Justice, Equity, Accessibility, Diversity and Inclusion Committee   

myrriah-gomez.jpgMyrriah Gómez, Assistant Professor, Justice, Equity, Accessibility, Diversity and Inclusion Committee  Chair 
Myrriah Gómez is a nuevomexicana from the Pojoaque Valley in northern New Mexico. She earned her Ph.D. in English with an emphasis in Latina/o Literature from the University of Texas at San Antonio. She is a 2011 Ford Foundation Predoctoral Fellow. She joined the UNM Honors College in 2016, where she teaches classes related to Chicanx Studies and Environmental Justice. She is faculty coordinator for the UNM Mellon Mays Undergraduate Fellowship Program and directs the Conexiones-Spain study abroad program. Myrriah’s work can be found in Science Fiction Studies, Honors in Practice, and Latin American Literature Today, among other places. Myrriah’s recently published monograph, Nuclear Nuevo México: Colonialism and the Effects of the Nuclear Industrial Complex on Nuevomexicanos (University of Arizona, 2022), examines nuclear colonialism in New Mexico.


mszasz.jpgMaria Szasz, Lecturer III
Committee  Member
"To understand the importance of inclusion, you need to have experienced being excluded.”—Billie Jean King.  Maria Szasz is so grateful to be a part of the Honors JEADI committee!  She teaches Theatre History in the Honors College, and her main interests include Comedy, Irish and American Drama, Musical Theatre, and Theatre and Human Rights.  She has published an essay on Northern Irish journalist and author Lyra McKee, called “Lyra McKee (1990-2019): ‘How Uncomfortable Conversations Can Save Lives,’” in The Rose and Irish Identity: Seeding, Blooming, Piercing, Withering, edited by NK Harrington (Cambridge UP, 2021).


scargas.jpgSarita Cargas, Associate Professor
Committee  Member
Sarita Cargas earned her D.Phil. Oxford University, Mst in the Study of Religion Oxford University, MA Theology Aquinas Institute of Theology, MA Psychology Georgetown University, BA St. John’s College (Annapolis). Dr. Cargas’ teaching and research interest is human rights with an additional focus on explicitly teaching critical thinking. Her courses include the topics of the history of human rights: “A Humane Legacy”; a course on “Globalization and Human Rights” which uses food insecurity as a case study; “Solutions to Human Rights Problems” which emphasizes what various entities contribute to solving human rights abuses. The critical thinking class: “Why People Believe Weird Things” has the dual goal of teaching students to be aware of the inherent biases in their thinking and provide the tools to become more sophisticated practitioners of thought. She has forthcoming articles in Human Rights Quarterly and Honors in Practice, and is working on a book about how the biggest organizations promote human rights (governments, United Nations, NGOs, and multinational corporations.)
Charlotte Auh, Honors Interdisciplinary Liberal Arts (HILA) and Elementary Education double major
Committee  Member
Charlotte Auh is a sophomore majoring in HILA and Elementary Education with a minor in Teaching English to Speakers of Other Languages (TESOL).
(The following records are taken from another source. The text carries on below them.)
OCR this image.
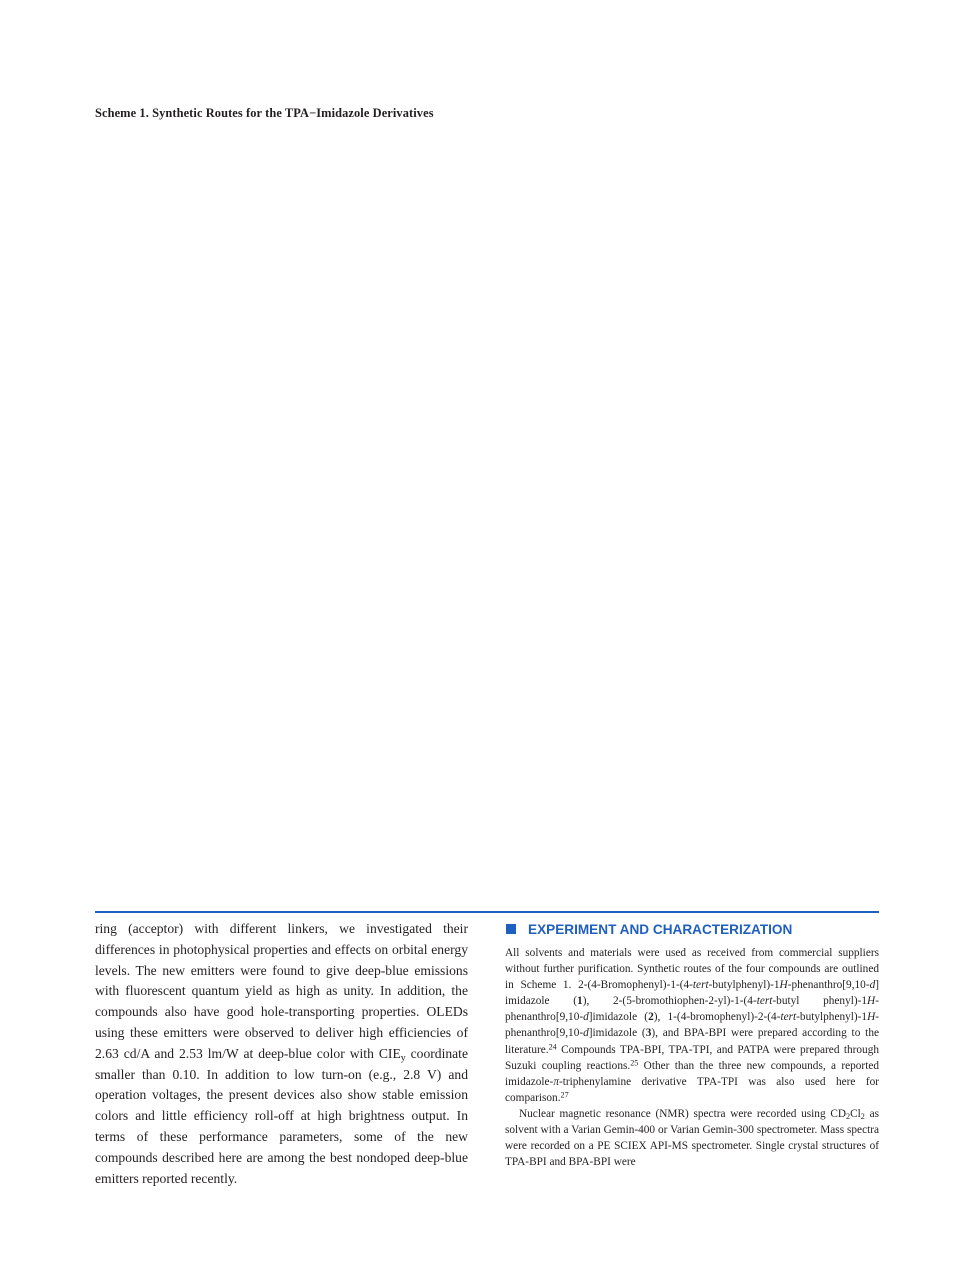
Scheme 1. Synthetic Routes for the TPA−Imidazole Derivatives

ring (acceptor) with different linkers, we investigated their differences in photophysical properties and effects on orbital energy levels. The new emitters were found to give deep-blue emissions with fluorescent quantum yield as high as unity. In addition, the compounds also have good hole-transporting properties. OLEDs using these emitters were observed to deliver high efficiencies of 2.63 cd/A and 2.53 lm/W at deep-blue color with $CIE_y$ coordinate smaller than 0.10. In addition to low turn-on (e.g., 2.8 V) and operation voltages, the present devices also show stable emission colors and little efficiency roll-off at high brightness output. In terms of these performance parameters, some of the new compounds described here are among the best nondoped deep-blue emitters reported recently.

EXPERIMENT AND CHARACTERIZATION

All solvents and materials were used as received from commercial suppliers without further purification. Synthetic routes of the four compounds are outlined in Scheme 1. 2-(4-Bromophenyl)-1-(4-tert-butylphenyl)-1H-phenanthro[9,10-d] imidazole (1), 2-(5-bromothiophen-2-yl)-1-(4-tert-butyl phenyl)-1H-phenanthro[9,10-d]imidazole (2), 1-(4-bromophenyl)-2-(4-tert-butylphenyl)-1H-phenanthro[9,10-d]imidazole (3), and BPA-BPI were prepared according to the literature.$^{24}$ Compounds TPA-BPI, TPA-TPI, and PATPA were prepared through Suzuki coupling reactions.$^{25}$ Other than the three new compounds, a reported imidazole-π-triphenylamine derivative TPA-TPI was also used here for comparison.$^{27}$

Nuclear magnetic resonance (NMR) spectra were recorded using $CD_2Cl_2$ as solvent with a Varian Gemin-400 or Varian Gemin-300 spectrometer. Mass spectra were recorded on a PE SCIEX API-MS spectrometer. Single crystal structures of TPA-BPI and BPA-BPI were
She is a current El Puente Undergraduate Research Fellow and rising MMUF Research Fellow. Her research focuses on the experience of mixed race “Hispasian” (Latinx-Hispanic) undergraduate students at UNM. Charlotte, herself, is a proud Hispasian (Latina-South Korean) advocate for a more inclusive and diverse education system. Her past work at the Asian American Pacific Islander Resource Center has connected her to various cultural and ethnic student organizations and movements on campus. She is passionate about helping all UNM students feel as welcome in the Honors College as she does.